Reputation: 20237
I am working on a Hadoop project (currently using hadoop 1.2.1) where I need to keep track of task runtime information and which machines are performing tasks well. I am able to get task progress using the following:
RunningJob runningJob = JobClient.runJob(conf);
JobStatus jobStatus = runningJob.getJobStatus();
From here I can get a JobTracker and get map task progress:
TaskReport[] mapTaskReports = tracker.getMapTaskReports();
But now that I have the task reports, I am not sure how to know which machines these tasks are/were running on. Is there any machine identifying information that I can retrieve (machine name, ip address, etc.) and be able to related back to these task reports?
NOTE: I need to be able to do this mapping with a job is still in progress, so I can make decisions based on whether certain machines are preforming poorly for certain tasks.
EDIT: I think that the TaskTracker object may have what I want, with its getHostName() method, but I am not sure how to get an instance of it.

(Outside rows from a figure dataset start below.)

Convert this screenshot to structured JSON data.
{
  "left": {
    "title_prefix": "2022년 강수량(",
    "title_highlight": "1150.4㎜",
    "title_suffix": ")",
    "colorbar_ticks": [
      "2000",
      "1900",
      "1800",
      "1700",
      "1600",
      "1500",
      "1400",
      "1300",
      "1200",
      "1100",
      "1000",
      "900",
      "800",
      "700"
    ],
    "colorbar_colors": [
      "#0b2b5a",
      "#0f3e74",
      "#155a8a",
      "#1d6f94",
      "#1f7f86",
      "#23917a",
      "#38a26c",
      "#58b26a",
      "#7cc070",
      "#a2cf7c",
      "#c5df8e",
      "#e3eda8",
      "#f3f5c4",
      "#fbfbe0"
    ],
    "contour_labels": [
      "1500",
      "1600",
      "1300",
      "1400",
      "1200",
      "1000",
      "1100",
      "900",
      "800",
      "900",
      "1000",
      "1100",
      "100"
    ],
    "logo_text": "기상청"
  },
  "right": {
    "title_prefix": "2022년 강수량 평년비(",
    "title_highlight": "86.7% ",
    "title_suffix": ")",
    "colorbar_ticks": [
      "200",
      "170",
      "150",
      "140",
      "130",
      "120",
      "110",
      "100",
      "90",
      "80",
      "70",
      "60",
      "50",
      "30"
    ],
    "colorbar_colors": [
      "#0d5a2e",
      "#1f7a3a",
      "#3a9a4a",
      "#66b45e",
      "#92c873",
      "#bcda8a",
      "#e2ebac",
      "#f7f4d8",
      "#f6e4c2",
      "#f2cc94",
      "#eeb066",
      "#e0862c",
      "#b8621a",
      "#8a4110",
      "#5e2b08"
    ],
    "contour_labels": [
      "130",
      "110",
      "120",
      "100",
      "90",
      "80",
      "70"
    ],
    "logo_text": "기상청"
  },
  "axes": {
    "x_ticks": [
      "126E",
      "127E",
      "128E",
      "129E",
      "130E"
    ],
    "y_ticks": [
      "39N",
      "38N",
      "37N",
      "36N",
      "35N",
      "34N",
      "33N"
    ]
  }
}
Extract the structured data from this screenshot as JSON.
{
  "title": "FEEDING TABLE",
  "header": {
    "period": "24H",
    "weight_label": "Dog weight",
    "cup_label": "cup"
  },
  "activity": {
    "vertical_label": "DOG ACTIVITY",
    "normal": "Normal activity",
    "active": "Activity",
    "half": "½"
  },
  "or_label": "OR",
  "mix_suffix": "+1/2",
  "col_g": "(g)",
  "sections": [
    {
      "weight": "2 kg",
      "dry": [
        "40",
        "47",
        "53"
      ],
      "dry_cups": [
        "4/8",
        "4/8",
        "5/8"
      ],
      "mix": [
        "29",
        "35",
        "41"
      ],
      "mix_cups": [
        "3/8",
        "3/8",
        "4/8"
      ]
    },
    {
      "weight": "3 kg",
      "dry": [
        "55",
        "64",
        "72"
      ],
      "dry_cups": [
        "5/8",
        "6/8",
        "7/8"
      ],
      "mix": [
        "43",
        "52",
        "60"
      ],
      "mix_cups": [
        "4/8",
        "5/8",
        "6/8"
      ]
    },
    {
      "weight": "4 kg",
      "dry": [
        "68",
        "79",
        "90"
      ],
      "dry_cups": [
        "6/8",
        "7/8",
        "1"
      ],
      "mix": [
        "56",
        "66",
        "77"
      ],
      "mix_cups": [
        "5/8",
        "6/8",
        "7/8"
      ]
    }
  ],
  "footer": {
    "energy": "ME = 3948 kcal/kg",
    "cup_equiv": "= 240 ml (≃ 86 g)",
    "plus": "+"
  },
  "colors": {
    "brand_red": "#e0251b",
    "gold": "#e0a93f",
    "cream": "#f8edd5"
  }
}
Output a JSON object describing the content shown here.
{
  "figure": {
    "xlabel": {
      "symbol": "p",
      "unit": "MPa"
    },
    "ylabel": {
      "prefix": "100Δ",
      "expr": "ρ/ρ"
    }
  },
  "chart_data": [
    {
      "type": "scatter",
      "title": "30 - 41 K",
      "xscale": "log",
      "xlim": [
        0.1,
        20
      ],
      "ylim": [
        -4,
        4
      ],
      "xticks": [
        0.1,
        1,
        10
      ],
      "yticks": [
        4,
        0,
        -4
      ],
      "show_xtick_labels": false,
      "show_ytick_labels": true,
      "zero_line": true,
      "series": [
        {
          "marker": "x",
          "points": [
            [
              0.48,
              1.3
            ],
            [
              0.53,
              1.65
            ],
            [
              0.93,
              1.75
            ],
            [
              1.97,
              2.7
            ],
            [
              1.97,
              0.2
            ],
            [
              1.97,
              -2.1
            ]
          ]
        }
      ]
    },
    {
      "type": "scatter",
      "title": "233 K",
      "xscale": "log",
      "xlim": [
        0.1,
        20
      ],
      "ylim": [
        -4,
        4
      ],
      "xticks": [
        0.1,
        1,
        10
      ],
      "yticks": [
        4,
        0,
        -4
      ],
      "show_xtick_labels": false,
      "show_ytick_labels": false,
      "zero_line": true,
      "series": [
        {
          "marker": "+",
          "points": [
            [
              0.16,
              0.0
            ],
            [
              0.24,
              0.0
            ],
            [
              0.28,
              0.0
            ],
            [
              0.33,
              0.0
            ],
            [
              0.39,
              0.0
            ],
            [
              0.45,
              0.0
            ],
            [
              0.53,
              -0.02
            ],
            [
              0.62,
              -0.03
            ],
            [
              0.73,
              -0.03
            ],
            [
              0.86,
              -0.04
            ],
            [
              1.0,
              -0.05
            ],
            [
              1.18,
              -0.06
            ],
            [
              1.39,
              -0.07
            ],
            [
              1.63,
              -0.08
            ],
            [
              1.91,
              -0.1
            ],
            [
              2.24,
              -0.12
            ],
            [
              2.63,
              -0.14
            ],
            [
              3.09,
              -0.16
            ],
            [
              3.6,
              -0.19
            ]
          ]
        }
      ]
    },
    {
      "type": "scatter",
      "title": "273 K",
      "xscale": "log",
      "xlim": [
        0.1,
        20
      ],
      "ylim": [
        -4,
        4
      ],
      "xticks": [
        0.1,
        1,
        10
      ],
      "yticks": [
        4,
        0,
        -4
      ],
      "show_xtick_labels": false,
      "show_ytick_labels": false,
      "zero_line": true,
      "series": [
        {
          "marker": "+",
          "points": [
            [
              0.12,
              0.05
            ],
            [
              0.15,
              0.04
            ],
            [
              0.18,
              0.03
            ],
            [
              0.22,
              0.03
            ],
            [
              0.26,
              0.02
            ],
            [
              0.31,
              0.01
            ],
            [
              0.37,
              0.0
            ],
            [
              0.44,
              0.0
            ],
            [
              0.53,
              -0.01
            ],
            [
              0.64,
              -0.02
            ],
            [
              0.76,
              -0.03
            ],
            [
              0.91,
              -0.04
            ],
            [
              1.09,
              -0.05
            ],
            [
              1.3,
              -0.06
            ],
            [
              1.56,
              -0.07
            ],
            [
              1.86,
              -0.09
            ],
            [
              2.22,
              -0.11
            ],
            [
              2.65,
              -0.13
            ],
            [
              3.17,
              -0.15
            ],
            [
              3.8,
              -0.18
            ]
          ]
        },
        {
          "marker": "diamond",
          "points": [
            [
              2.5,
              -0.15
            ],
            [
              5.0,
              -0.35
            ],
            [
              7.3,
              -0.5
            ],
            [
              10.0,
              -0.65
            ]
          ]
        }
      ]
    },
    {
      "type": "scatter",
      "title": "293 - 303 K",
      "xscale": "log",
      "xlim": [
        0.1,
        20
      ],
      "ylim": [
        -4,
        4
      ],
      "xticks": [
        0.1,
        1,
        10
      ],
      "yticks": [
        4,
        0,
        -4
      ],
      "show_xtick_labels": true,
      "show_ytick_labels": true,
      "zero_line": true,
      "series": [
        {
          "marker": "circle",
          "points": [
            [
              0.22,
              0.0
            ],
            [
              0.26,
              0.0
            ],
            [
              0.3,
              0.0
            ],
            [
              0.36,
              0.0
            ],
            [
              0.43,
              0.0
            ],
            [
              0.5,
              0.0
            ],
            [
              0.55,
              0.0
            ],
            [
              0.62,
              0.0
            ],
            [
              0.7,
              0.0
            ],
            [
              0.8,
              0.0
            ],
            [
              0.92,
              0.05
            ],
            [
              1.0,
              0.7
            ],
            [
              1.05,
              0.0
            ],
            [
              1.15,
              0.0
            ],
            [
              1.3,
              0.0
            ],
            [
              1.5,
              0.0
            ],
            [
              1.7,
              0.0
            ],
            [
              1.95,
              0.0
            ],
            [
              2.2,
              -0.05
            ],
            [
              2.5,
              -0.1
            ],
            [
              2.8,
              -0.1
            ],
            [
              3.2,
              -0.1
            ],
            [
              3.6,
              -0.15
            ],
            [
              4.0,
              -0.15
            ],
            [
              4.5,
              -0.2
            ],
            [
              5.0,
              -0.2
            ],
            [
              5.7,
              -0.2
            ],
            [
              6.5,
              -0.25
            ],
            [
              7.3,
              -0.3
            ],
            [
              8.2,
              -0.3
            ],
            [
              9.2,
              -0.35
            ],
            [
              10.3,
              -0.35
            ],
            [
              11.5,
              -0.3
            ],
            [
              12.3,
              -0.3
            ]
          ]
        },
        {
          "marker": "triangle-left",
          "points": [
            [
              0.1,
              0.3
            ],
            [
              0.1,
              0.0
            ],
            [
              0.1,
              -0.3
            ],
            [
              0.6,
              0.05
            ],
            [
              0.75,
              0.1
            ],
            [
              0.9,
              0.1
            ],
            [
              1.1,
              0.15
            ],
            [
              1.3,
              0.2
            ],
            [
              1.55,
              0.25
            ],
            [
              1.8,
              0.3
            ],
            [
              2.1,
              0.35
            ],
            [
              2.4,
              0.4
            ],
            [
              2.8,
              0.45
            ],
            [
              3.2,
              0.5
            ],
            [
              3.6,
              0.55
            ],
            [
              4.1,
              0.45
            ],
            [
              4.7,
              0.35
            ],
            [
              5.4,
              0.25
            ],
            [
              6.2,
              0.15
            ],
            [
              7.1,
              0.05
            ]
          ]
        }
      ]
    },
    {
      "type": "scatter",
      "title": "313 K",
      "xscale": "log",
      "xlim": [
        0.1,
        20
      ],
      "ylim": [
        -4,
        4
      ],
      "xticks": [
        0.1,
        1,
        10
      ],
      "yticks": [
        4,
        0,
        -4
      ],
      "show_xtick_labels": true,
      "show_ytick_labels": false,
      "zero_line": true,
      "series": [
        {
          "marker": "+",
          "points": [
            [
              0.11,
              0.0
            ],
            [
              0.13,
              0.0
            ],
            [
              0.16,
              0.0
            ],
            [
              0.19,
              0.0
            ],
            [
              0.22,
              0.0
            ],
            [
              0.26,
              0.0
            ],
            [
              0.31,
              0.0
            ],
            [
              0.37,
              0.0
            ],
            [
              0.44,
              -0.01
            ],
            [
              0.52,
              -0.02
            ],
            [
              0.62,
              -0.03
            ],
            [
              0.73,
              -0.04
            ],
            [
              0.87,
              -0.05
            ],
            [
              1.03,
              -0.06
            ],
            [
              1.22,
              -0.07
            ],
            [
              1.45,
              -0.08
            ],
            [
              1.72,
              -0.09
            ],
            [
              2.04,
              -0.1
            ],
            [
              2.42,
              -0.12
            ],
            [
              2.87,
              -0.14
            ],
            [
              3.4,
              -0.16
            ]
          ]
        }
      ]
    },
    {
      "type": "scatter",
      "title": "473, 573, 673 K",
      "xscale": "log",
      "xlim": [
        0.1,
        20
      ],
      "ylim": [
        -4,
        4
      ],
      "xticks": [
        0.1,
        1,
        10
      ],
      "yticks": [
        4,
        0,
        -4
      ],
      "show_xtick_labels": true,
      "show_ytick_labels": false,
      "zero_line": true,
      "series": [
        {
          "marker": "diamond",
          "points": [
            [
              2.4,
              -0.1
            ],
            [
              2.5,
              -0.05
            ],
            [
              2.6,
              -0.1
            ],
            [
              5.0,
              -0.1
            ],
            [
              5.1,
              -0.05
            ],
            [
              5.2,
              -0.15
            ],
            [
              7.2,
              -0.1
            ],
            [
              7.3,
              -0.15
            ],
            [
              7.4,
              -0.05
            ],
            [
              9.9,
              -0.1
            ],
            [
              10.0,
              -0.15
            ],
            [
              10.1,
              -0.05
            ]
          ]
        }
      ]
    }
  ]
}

The TaskTracker constructor takes in a JobConf object, but it doesn't seem to specify which machine it will get it from, as each machine running a task for the job will have its own instance of the TaskTracker.
Upvotes: 0
Views: 68
Reputation:
RunningJob has API called getTaskCompletionEvents(), which returns TaskCompletionEvent array.
Using
TaskCompletionEvent we can know HTTP address of Task Tracker.
Please try below code ..this is sample code..not tested
TaskCompletionEvent [] events = runningJob.getTaskCompletionEvents (0);
for (TaskCompletionEvent event: events) {
System.out.println(event.getTaskTrackerHttp()); // host:port format
}
Upvotes: 1